Louis Laurent Marie Clerc was a French-born American educator of the deaf. He was known as "The Apostle of the Deaf in America".
Background
Louis Laurent Marie Clerc was born on December 26, 1785 in La Balme, France. He was the third of a family of five children born to Joseph François Clerc and Marie Elizabeth Candy. His father and a number of ancestors before him had served as mayors of La Balme, arid his father also held the offices of notary public and judge. A fall into the fire when Laurent was about a year old resulted in deafness.
Education
At the age of twelve Clerc's formal education was begun at the Institute for the Deaf and Dumb in Paris, presided over by the Abbé Sicard. His first teacher was a brilliant deaf man, Massieu, but during most of his eight years of schooling he was under the instruction of the Abbe himself.
Career
An apt scholar, at twenty Clerc became an assistant teacher in the Paris Institute and later an instructor of the highest class. In 1815, during a trip to London by Sicard, Massieu, and Clerc, to exhibit their methods, they met Thomas Hopkins Gallaudet, who had come from America to study the art of teaching the deaf. The latter was invited to visit the Paris Institute, and did so in 1816, after he had found he could get little help in England. Gallaudet, after finishing his study of the Paris school, asked permission of Abbe Sicard to take back young Clerc with him to aid in establishing a permanent school for the deaf in the United States at Hartford, Connecticut. Finding that Clerc wished to go, Sicard released his brilliant young teacher, who left with Gallaudet on June 18, 1816, arriving in New York on August 9.
During the voyage of almost two months Clerc studied English with Gallaudet, who in turn received lessons in the language of signs from Clerc. Within three months after beginning the study of English, Clerc was able to present a written address in this language in Boston on the needs of the deaf, which was clear, convincing, and grammatically correct. He spent several months with Gallaudet in visiting the large cities of New England and the middle states, and in appearing before state legislatures, for the purpose of showing the possibilities of educating the deaf and the need of establishing an institution for their instruction in America. He was everywhere received with attention and kindness, and in a short time a considerable sum of money was raised by Gallaudet and Clerc for opening the first permanent school for the deaf at Hartford, now known as the American School for the Deaf. This school opened its doors on April 15, 1817.
Gallaudet was made principal of the school and Clerc a teacher, and within a year thirty-two deaf pupils were under their instruction. In 1819, largely owing to the favorable impression made by Clerc upon Congress, the latter granted to the school 20, 000 acres of wild land, later sold for $300, 000. Although he visited his native land in 1820, and again in 1835 and 1846, he returned each time to his labors. In 1858, at the age of seventy-three, he closed his active work as teacher and retired, though he was constantly in attendance at meetings of deaf people throughout New England, and continued his interest in the Hartford school.

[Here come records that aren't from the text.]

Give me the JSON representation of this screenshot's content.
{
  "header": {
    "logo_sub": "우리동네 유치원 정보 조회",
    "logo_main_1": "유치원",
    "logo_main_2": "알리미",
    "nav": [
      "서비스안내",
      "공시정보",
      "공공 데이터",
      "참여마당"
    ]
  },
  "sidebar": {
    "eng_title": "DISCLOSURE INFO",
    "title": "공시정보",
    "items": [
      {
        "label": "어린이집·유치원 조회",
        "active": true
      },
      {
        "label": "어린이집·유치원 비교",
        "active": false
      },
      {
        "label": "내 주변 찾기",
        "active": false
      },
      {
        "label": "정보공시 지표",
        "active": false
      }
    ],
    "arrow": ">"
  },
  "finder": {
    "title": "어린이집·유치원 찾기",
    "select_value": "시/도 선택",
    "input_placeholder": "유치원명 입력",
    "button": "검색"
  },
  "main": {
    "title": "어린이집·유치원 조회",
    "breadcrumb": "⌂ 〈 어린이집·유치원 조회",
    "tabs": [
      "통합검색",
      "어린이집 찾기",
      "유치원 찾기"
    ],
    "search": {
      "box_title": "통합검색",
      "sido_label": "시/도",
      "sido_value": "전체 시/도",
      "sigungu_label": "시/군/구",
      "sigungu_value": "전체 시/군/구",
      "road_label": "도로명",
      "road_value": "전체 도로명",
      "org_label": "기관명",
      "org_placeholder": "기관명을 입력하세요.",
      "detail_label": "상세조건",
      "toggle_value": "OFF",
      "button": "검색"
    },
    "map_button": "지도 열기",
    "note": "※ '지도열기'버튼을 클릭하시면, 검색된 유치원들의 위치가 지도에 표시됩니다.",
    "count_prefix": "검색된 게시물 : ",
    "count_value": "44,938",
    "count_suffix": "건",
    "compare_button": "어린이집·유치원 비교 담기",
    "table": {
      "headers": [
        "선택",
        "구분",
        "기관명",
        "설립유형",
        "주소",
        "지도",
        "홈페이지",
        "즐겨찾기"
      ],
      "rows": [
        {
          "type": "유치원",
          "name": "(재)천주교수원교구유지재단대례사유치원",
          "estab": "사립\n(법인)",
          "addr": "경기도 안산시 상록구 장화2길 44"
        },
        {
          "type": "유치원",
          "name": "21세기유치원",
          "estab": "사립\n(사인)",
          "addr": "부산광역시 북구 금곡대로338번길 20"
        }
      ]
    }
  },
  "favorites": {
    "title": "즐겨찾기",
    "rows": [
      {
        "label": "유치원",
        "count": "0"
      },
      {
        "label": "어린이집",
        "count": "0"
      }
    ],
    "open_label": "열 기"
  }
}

He was the author of a number of addresses and articles in regard to the education of the deaf, which appeared in the American Annals of the Deaf.
Achievements
Louis Clerc made the great contribution to the American Education of the Deaf and became well known as the co-founder of the first school for the Deaf in North America in Hartford, Connecticut on April 15, 1817.
Connections
In 1819 Clerc married Eliza Crocker Boardman of Whiteborough, New York, a beautiful and brilliant young woman who had lost her hearing in early childhood.